In November 2023, a 28-year-old marketing executive from Bengaluru received a notice from the Income Tax Department for undisclosed winnings amounting to ₹78,000 over the year, spread across Dream11 and MPL’s fantasy section.
Despite each transaction being below ₹10,000, the cumulative total triggered reporting from the platforms under the new 194BA rule. He had filed an ITR-1 (meant for salaried income only), omitting the winnings entirely. The result: a tax demand with interest, plus a flagged return for future audits.
As fantasy sports continues to blur the line between entertainment and income, players ignoring tax obligations may find the real game starts after the prize money hits their account.
Conclusion
Fantasy sports is addictive not just because of the thrill, but because it feels harmless.
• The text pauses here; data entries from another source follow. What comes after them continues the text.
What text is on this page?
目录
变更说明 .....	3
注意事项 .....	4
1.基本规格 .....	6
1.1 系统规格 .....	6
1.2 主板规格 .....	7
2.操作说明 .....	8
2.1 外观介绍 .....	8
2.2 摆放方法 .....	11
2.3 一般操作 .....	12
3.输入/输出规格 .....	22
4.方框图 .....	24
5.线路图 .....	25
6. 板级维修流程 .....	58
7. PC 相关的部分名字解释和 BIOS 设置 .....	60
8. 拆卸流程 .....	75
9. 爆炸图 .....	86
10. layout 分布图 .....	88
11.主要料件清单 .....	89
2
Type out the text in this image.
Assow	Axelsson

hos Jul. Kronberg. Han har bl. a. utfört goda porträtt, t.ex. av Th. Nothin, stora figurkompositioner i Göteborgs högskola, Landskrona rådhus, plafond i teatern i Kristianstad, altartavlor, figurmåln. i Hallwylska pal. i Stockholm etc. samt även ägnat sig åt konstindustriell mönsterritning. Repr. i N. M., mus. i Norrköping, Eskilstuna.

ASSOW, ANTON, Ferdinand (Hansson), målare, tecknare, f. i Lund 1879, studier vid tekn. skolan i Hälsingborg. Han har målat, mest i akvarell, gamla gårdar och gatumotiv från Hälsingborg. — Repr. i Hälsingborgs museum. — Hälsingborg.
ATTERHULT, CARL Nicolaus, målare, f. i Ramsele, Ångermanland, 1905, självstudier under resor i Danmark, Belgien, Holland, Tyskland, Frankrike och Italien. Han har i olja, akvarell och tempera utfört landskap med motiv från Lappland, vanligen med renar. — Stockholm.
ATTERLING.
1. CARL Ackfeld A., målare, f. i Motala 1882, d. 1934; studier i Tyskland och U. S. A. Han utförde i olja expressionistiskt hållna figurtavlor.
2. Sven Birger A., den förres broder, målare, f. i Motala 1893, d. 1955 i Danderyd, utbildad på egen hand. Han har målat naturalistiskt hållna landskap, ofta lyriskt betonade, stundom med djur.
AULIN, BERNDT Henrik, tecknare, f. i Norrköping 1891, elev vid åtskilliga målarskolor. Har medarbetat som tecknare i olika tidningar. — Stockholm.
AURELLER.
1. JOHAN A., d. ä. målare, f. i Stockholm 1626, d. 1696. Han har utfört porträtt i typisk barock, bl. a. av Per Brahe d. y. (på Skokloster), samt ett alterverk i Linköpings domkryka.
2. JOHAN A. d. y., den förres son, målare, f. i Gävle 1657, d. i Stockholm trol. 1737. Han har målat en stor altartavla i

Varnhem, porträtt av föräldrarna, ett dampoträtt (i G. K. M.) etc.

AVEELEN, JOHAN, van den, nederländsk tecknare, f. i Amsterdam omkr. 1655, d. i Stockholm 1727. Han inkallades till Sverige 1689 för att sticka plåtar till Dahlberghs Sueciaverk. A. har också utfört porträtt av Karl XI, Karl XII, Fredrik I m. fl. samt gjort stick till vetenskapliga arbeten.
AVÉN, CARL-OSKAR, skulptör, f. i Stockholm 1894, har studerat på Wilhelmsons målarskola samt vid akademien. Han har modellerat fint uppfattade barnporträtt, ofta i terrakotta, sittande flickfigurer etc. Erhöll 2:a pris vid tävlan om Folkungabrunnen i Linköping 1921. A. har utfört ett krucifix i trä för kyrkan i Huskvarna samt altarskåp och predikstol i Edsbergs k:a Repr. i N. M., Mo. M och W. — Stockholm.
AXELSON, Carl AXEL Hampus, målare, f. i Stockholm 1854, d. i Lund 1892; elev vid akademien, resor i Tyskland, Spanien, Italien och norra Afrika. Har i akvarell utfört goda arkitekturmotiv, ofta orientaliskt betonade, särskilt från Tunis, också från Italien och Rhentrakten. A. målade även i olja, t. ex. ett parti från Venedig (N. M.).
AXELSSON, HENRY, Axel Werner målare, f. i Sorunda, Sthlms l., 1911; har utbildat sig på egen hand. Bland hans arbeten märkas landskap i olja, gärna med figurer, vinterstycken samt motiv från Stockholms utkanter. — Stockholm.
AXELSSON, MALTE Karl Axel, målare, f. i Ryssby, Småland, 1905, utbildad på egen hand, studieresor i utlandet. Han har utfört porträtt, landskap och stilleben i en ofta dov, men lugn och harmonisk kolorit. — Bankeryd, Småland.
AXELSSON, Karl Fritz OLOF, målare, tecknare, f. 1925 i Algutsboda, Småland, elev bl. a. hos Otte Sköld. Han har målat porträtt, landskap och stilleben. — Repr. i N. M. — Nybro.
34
It was the guy-next-door’s lottery, the cousin’s cricket IQ proving useful, a lunch break adrenaline fix. But what was once play is now revenue. And where there’s revenue, there’s tax. And where there’s tax, there’s trouble—especially if you’re unaware, underprepared, or unlucky.
Indian fantasy players are not criminals. But they’re being caught in a system that evolved faster than the rules were explained. Platforms are now bureaucrats. Players are now taxpayers. And winnings come wrapped in forms.
So, is the danger real? Absolutely. But with knowledge, it doesn’t have to be fatal.